“No! I have a right to demand this as the representative of Mrs. Fromm’s interests! You have no right to decline! It’s improper interference with my legitimate function!”
Wolfe shook his head. “If there were no other reason for my refusal it would be enough that I’m afraid to deal with you. You’re much too agile for me. Only minutes ago it was improper interference for me to offer to sell the information; now it’s improper interference for me to refuse to sell it. You have me befuddled, and I must at least have time to get my bearings. I know how to reach you.” He glanced at the clock. “You’ll be late for the funeral.”
That was true. Kuffner glanced at his wrist and arose. He was obviously, from his face, deciding that he must depart in a favorable light. He smiled at me and then at Wolfe.

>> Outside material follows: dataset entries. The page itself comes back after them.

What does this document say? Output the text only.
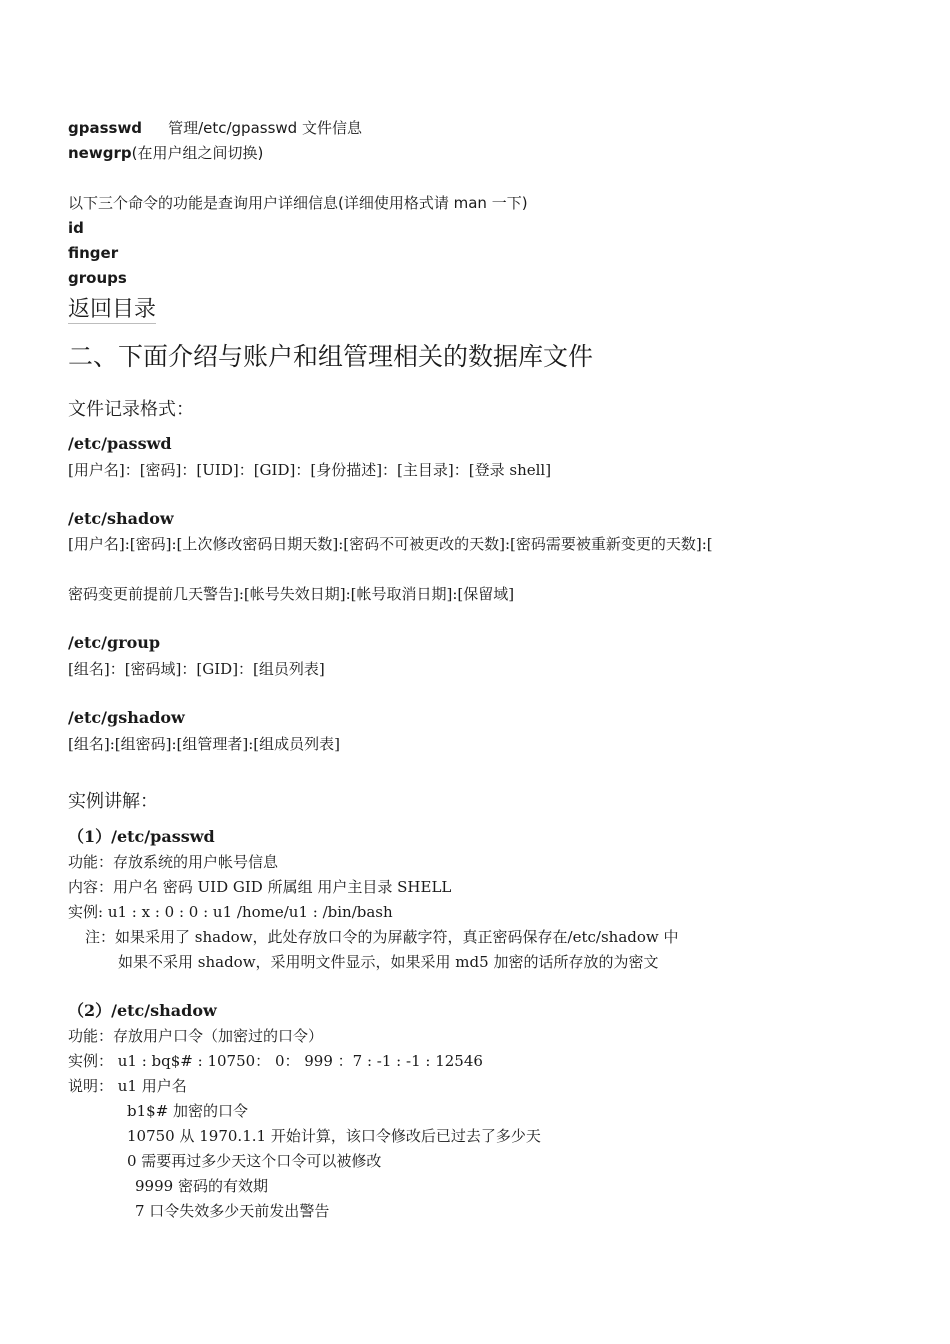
gpasswd 管理/etc/gpasswd 文件信息
newgrp(在用户组之间切换)
以下三个命令的功能是查询用户详细信息(详细使用格式请 man 一下)
id
finger
groups
返回目录
二、下面介绍与账户和组管理相关的数据库文件
文件记录格式：
/etc/passwd
[用户名]：[密码]：[UID]：[GID]：[身份描述]：[主目录]：[登录 shell]
/etc/shadow
[用户名]:[密码]:[上次修改密码日期天数]:[密码不可被更改的天数]:[密码需要被重新变更的天数]:[
密码变更前提前几天警告]:[帐号失效日期]:[帐号取消日期]:[保留域]
/etc/group
[组名]：[密码域]：[GID]：[组员列表]
/etc/gshadow
[组名]:[组密码]:[组管理者]:[组成员列表]
实例讲解：
（1）/etc/passwd
功能：存放系统的用户帐号信息
内容：用户名 密码 UID GID 所属组 用户主目录 SHELL
实例: u1 : x : 0 : 0 : u1 /home/u1 : /bin/bash
注：如果采用了 shadow，此处存放口令的为屏蔽字符，真正密码保存在/etc/shadow 中
如果不采用 shadow，采用明文件显示，如果采用 md5 加密的话所存放的为密文
（2）/etc/shadow
功能：存放用户口令（加密过的口令）
实例： u1 : bq$# : 10750： 0： 999 ：7 : -1 : -1 : 12546
说明： u1 用户名
b1$# 加密的口令
10750 从 1970.1.1 开始计算，该口令修改后已过去了多少天
0 需要再过多少天这个口令可以被修改
9999 密码的有效期
7 口令失效多少天前发出警告
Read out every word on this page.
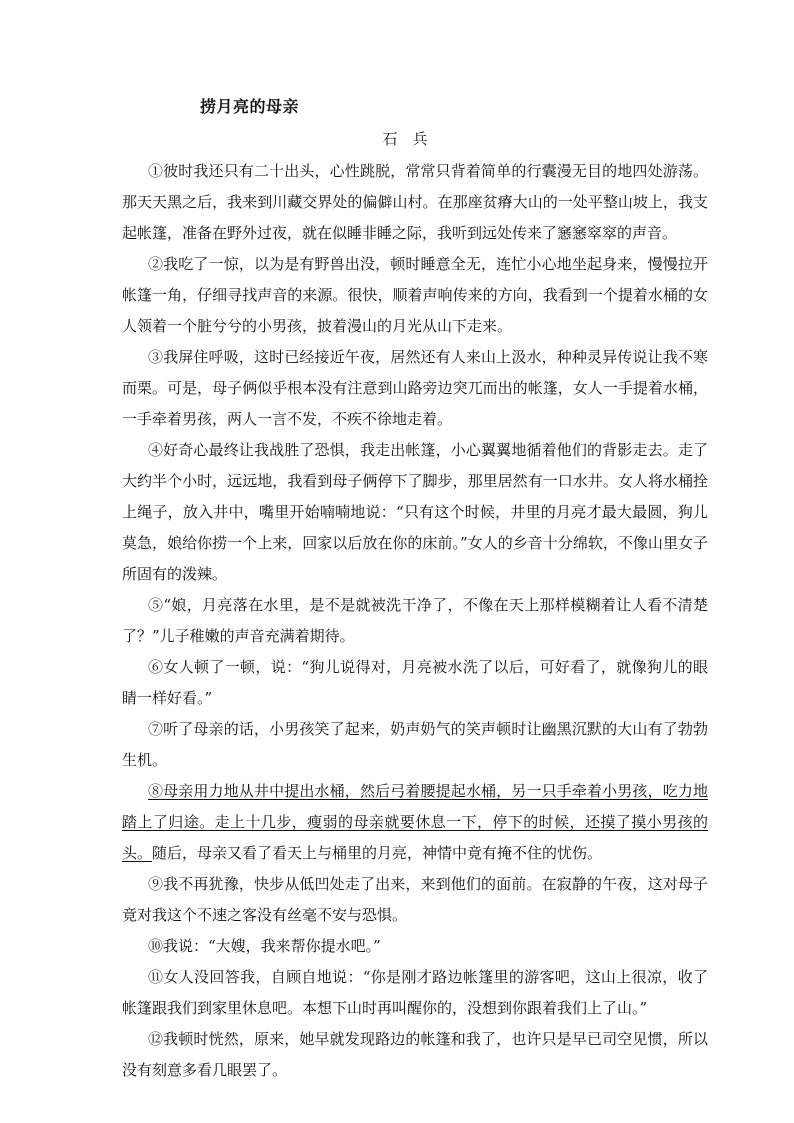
捞月亮的母亲
石　兵

①彼时我还只有二十出头，心性跳脱，常常只背着简单的行囊漫无目的地四处游荡。那天天黑之后，我来到川藏交界处的偏僻山村。在那座贫瘠大山的一处平整山坡上，我支起帐篷，准备在野外过夜，就在似睡非睡之际，我听到远处传来了窸窸窣窣的声音。

②我吃了一惊，以为是有野兽出没，顿时睡意全无，连忙小心地坐起身来，慢慢拉开帐篷一角，仔细寻找声音的来源。很快，顺着声响传来的方向，我看到一个提着水桶的女人领着一个脏兮兮的小男孩，披着漫山的月光从山下走来。

③我屏住呼吸，这时已经接近午夜，居然还有人来山上汲水，种种灵异传说让我不寒而栗。可是，母子俩似乎根本没有注意到山路旁边突兀而出的帐篷，女人一手提着水桶，一手牵着男孩，两人一言不发，不疾不徐地走着。

④好奇心最终让我战胜了恐惧，我走出帐篷，小心翼翼地循着他们的背影走去。走了大约半个小时，远远地，我看到母子俩停下了脚步，那里居然有一口水井。女人将水桶拴上绳子，放入井中，嘴里开始喃喃地说：“只有这个时候，井里的月亮才最大最圆，狗儿莫急，娘给你捞一个上来，回家以后放在你的床前。”女人的乡音十分绵软，不像山里女子所固有的泼辣。

⑤“娘，月亮落在水里，是不是就被洗干净了，不像在天上那样模糊着让人看不清楚了？”儿子稚嫩的声音充满着期待。

⑥女人顿了一顿，说：“狗儿说得对，月亮被水洗了以后，可好看了，就像狗儿的眼睛一样好看。”

⑦听了母亲的话，小男孩笑了起来，奶声奶气的笑声顿时让幽黑沉默的大山有了勃勃生机。

⑧母亲用力地从井中提出水桶，然后弓着腰提起水桶，另一只手牵着小男孩，吃力地踏上了归途。走上十几步，瘦弱的母亲就要休息一下，停下的时候，还摸了摸小男孩的头。随后，母亲又看了看天上与桶里的月亮，神情中竟有掩不住的忧伤。

⑨我不再犹豫，快步从低凹处走了出来，来到他们的面前。在寂静的午夜，这对母子竟对我这个不速之客没有丝毫不安与恐惧。

⑩我说：“大嫂，我来帮你提水吧。”

⑪女人没回答我，自顾自地说：“你是刚才路边帐篷里的游客吧，这山上很凉，收了帐篷跟我们到家里休息吧。本想下山时再叫醒你的，没想到你跟着我们上了山。”

⑫我顿时恍然，原来，她早就发现路边的帐篷和我了，也许只是早已司空见惯，所以没有刻意多看几眼罢了。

“I apologize,” he said, “for being too free with my accusations. I hope you’ll make allowances. This is by far the worst situation I’ve ever had to deal with. By far. I’ll be expecting and hoping to hear from you.”
By the time I got back from showing him out Wolfe had crossed the hall to the dining room.
Chapter 11
At six-thirty that afternoon I sat on a hard wooden chair in the office of Assistant District Attorney Mandelbaum, a smallish room, making a speech.
The audience of three was big enough for the room. At his desk was Mandelbaum, middle-aged, plump, to be classified as bald in two years. At his elbow was a Homicide dick named Randall, tall and narrow, with nothing covering his bones but his skin at the high spots. Jean Estey, in a chair near the end of the desk, around the corner from me, was in a dark gray dress which didn’t go too well with her greenish-brown eyes, but presumably it was the best she had had in stock for the funeral.
The conference, consisting mostly of questions by Mandelbaum and answers by Miss Estey and me, had gone on for ten minutes or so when I felt that the background had been laid for my speech, and I proceeded to make it.